Agent skill packs are everywhere now. Open GitHub, search for 'agent skills,' and you will drown in repos promising to turn your AI coder into a 10x engineer. Most of them are just rehashed prompt templates that add noise, not signal.
We spent the last month hands-on with dozens of these packs for Gearscope. The four below are the ones we kept installed after testing. Each one solves a real problem, not a hypothetical one.
1. Addy Osmani Agent Skills
Verdict: The full software development lifecycle, packed into 23 portable skills.
Key strength: This is not a grab bag of tips. Addy Osmani (from the Google Chrome team) built a complete engineering methodology that walks your agent from idea refinement through spec writing, planning, implementation, and shipping. Each skill chains into the next one. The craft is obvious.
Who should use it: Teams who want their AI agent to follow a real process instead of just vomiting code. If you have ever watched an AI coder skip the thinking and jump straight to breaking things, this pack fixes that.
2. Engram
Verdict: The most complete agent memory layer you can install right now.
Key strength: Your AI coder forgets everything between sessions. Engram fixes that. It is a single Go binary backed by SQLite with full-text search, and it gives your agent persistent memory across conversations. It exposes an MCP server, HTTP API, CLI, and even a TUI. When your agent finishes a session, it can store what it learned and pick up where it left off next time. It scored a perfect 5 across every review dimension we track.
Who should use it: Anyone doing multi-session work with an AI coder. If you are tired of re-explaining your project architecture every time you open a new chat, Engram is the answer.
3. Antigravity Awesome Skills
Verdict: The biggest skill pack on GitHub. Breadth is the whole point.
Key strength: 1,464 SKILL.md playbooks covering everything from brainstorming to security auditing to React component scaffolding. It works with Claude Code, Cursor, Codex CLI, Gemini CLI, and more. The editorial bundles group related skills together so you are not lost in a sea of options. An npm installer gets you going fast.

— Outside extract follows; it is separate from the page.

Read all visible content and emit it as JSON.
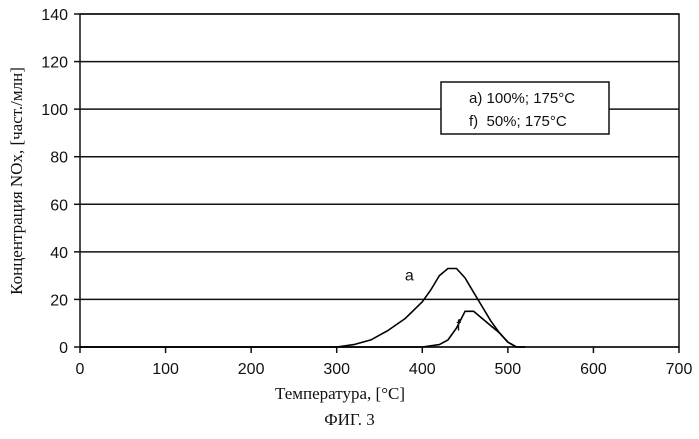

Who should use it: Developers who want coverage over depth. If you work across a lot of different stacks and want a skill ready for whatever weird task comes up, this is your library. Quality varies across 1,400+ skills, but the hits outweigh the misses.
4. Agent Toolkit for AWS
Verdict: The AWS-built skill pack every cloud-bound agent needs.
Key strength: Amazon shipped 43 skills (13 core, 30 specialized) covering CDK, CloudFormation, Bedrock, EC2, VPC networking, and data analytics. This is not community cosplay. It is the real reference material from the people who build AWS, formatted as installable agent skills. Three plugin bundles and a managed MCP server round it out.

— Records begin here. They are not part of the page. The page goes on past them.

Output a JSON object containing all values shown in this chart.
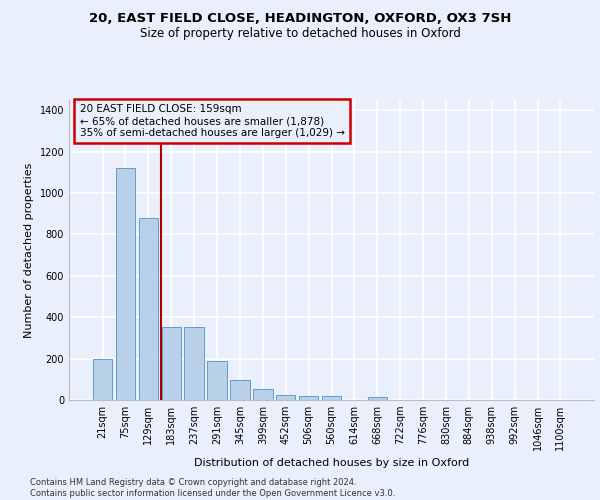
{
  "title_line1": "20, EAST FIELD CLOSE, HEADINGTON, OXFORD, OX3 7SH",
  "title_line2": "Size of property relative to detached houses in Oxford",
  "xlabel": "Distribution of detached houses by size in Oxford",
  "ylabel": "Number of detached properties",
  "categories": [
    "21sqm",
    "75sqm",
    "129sqm",
    "183sqm",
    "237sqm",
    "291sqm",
    "345sqm",
    "399sqm",
    "452sqm",
    "506sqm",
    "560sqm",
    "614sqm",
    "668sqm",
    "722sqm",
    "776sqm",
    "830sqm",
    "884sqm",
    "938sqm",
    "992sqm",
    "1046sqm",
    "1100sqm"
  ],
  "bar_values": [
    197,
    1120,
    878,
    352,
    352,
    190,
    97,
    52,
    25,
    20,
    18,
    0,
    15,
    0,
    0,
    0,
    0,
    0,
    0,
    0,
    0
  ],
  "bar_color": "#b8d0e8",
  "bar_edge_color": "#6699cc",
  "background_color": "#eaf0fb",
  "grid_color": "#ffffff",
  "annotation_box_text_line1": "20 EAST FIELD CLOSE: 159sqm",
  "annotation_box_text_line2": "← 65% of detached houses are smaller (1,878)",
  "annotation_box_text_line3": "35% of semi-detached houses are larger (1,029) →",
  "annotation_box_edge_color": "#cc0000",
  "vline_color": "#aa0000",
  "footnote_line1": "Contains HM Land Registry data © Crown copyright and database right 2024.",
  "footnote_line2": "Contains public sector information licensed under the Open Government Licence v3.0.",
  "ylim": [
    0,
    1450
  ],
  "yticks": [
    0,
    200,
    400,
    600,
    800,
    1000,
    1200,
    1400
  ],
  "title_fontsize": 9.5,
  "subtitle_fontsize": 8.5,
  "ylabel_fontsize": 8,
  "xlabel_fontsize": 8,
  "tick_fontsize": 7,
  "annot_fontsize": 7.5,
  "footnote_fontsize": 6
}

Who should use it: Anyone deploying on AWS. If your AI agent needs to frequently interact with cloud resources, this package guarantees high-quality, authorized API integration and execution safety.
[AgentUpdate Depth Analysis] The evolution of AI coding is rapidly transitioning from raw prompt engineering to structured tool and skill engineering, catalyzed by standards like the Model Context Protocol (MCP). Early-generation AI coders struggled with statelessness and context limitations, often leading to hallucinated APIs and broken code. These four skill packs represent a paradigm shift: they equip LLMs with specialized, structured methodologies (like Addy Osmani's SDLC), stateful persistence (like Engram's SQLite layer), and direct infrastructure integrations (like AWS Toolkit). As major cloud providers and toolmakers standardize agent interfaces via MCP, the competitive edge for AI Agents will shift from the underlying LLM's raw intelligence to the density and precision of their 'plug-and-play' skill packs. This modular approach paves the way for truly autonomous virtual engineers capable of managing complex, long-running software pipelines without human hand-holding.